Other light stations are not so fortunate.
Farther down the coast, not far from Coos Bay, the Cape Arago lighthouse had its light extinguished a year ago. A padlocked chain link fence keeps the curious and looters from entering the property. A rickety, dilapidated old wooden bridge that crosses a ravine and leads to the facility was long ago deemed too dangerous for pedestrians.
Cape Arago is threatened with extinction. Unlike other lighthouse properties, no one has stepped up to save it.
Lighthouses on the East Coast, Gulf of Mexico, West Coast and Great Lakes have attracted history buffs for years.
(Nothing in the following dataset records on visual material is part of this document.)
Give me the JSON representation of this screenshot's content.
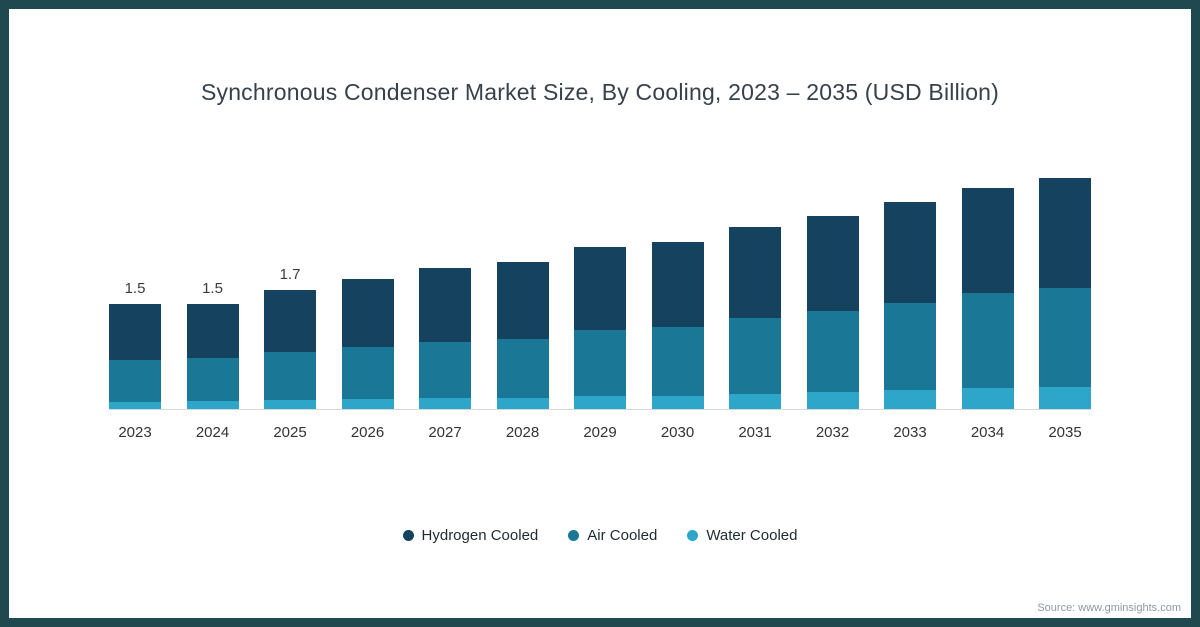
{
  "title": "Synchronous Condenser Market Size, By Cooling, 2023 – 2035 (USD Billion)",
  "source": "Source: www.gminsights.com",
  "colors": {
    "frame_border": "#20484f",
    "hydrogen_cooled": "#14425f",
    "air_cooled": "#1a7795",
    "water_cooled": "#2ea6c9",
    "axis_line": "#d8d8d8"
  },
  "chart_data": {
    "type": "bar",
    "stacked": true,
    "title": "Synchronous Condenser Market Size, By Cooling, 2023 – 2035 (USD Billion)",
    "xlabel": "",
    "ylabel": "USD Billion",
    "ylim": [
      0,
      3.5
    ],
    "grid": false,
    "legend_position": "bottom",
    "categories": [
      "2023",
      "2024",
      "2025",
      "2026",
      "2027",
      "2028",
      "2029",
      "2030",
      "2031",
      "2032",
      "2033",
      "2034",
      "2035"
    ],
    "series": [
      {
        "name": "Hydrogen Cooled",
        "color": "#14425f",
        "values": [
          0.8,
          0.77,
          0.88,
          0.97,
          1.05,
          1.1,
          1.18,
          1.22,
          1.3,
          1.36,
          1.44,
          1.5,
          1.57
        ]
      },
      {
        "name": "Air Cooled",
        "color": "#1a7795",
        "values": [
          0.6,
          0.62,
          0.69,
          0.74,
          0.8,
          0.84,
          0.94,
          0.99,
          1.08,
          1.15,
          1.24,
          1.35,
          1.42
        ]
      },
      {
        "name": "Water Cooled",
        "color": "#2ea6c9",
        "values": [
          0.1,
          0.11,
          0.13,
          0.14,
          0.15,
          0.16,
          0.18,
          0.19,
          0.22,
          0.24,
          0.27,
          0.3,
          0.31
        ]
      }
    ],
    "totals": [
      1.5,
      1.5,
      1.7,
      1.85,
      2.0,
      2.1,
      2.3,
      2.4,
      2.6,
      2.75,
      2.95,
      3.15,
      3.3
    ],
    "bar_labels": [
      "1.5",
      "1.5",
      "1.7",
      "",
      "",
      "",
      "",
      "",
      "",
      "",
      "",
      "",
      ""
    ]
  }
}
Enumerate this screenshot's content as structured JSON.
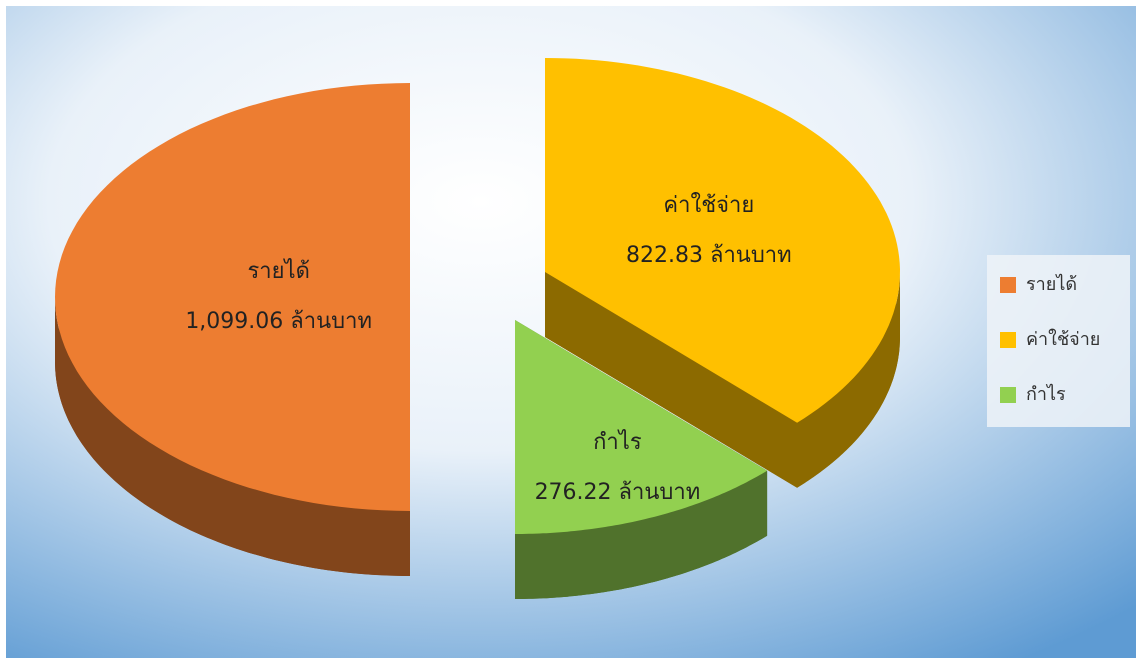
{
  "chart_data": {
    "type": "pie",
    "categories": [
      "รายได้",
      "ค่าใช้จ่าย",
      "กำไร"
    ],
    "values": [
      1099.06,
      822.83,
      276.22
    ],
    "value_labels": [
      "1,099.06 ล้านบาท",
      "822.83 ล้านบาท",
      "276.22 ล้านบาท"
    ],
    "colors": [
      "#ed7d31",
      "#ffc000",
      "#92d050"
    ],
    "legend": "right"
  }
}
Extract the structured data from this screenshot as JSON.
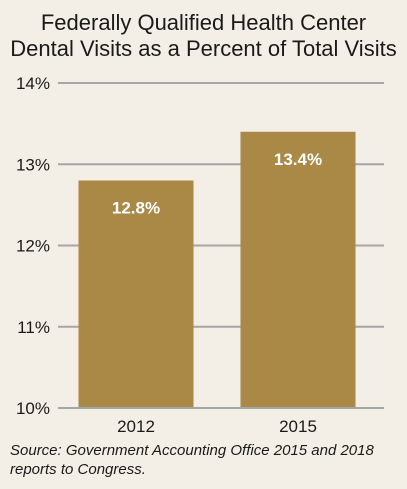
{
  "chart_data": {
    "type": "bar",
    "title_lines": [
      "Federally Qualified Health Center",
      "Dental Visits as a Percent of Total Visits"
    ],
    "categories": [
      "2012",
      "2015"
    ],
    "values": [
      12.8,
      13.4
    ],
    "data_labels": [
      "12.8%",
      "13.4%"
    ],
    "ylim": [
      10,
      14
    ],
    "yticks": [
      10,
      11,
      12,
      13,
      14
    ],
    "ytick_labels": [
      "10%",
      "11%",
      "12%",
      "13%",
      "14%"
    ],
    "xlabel": "",
    "ylabel": "",
    "grid": true,
    "legend": "none",
    "bar_color": "#a98945",
    "grid_color": "#a6a6a6",
    "background_color": "#f4efe6",
    "source": "Source: Government Accounting Office 2015 and 2018 reports to Congress."
  }
}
Now, given their advancing age, preservation of these icons of America's coastal landscape must be addressed or they could be lost forever.
With that in mind, ABC News recently interviewed Wayne Wheeler of the U.S. Lighthouse Society. Wheeler is the retired president of the society and an acknowledged expert. He spent 23 years with the Coast Guard in the "aids to navigation" field.
No one knows these magnificent structures and their history better than Wheeler. Here are the highlights of the interview.
Why is it important to "save" lighthouses?
It's important to save lighthouses as one of the only [and most prolific] examples of our maritime past. Most of the tall ships and dockside structures have passed over the horizon. Our country was built on martime, it expanded with shipping into the Great Lakes down the East Coast cross the Gulf of Mexico and up the West Coast. Lighthouses served this expansion and the shipping by lighting the way around dangerous obstructions and into safe harbor. It is amazing to me how little of our maritime history is recounted in schools. Foundations provide funds for bricks and mortar for projects, but very little for lighthouses.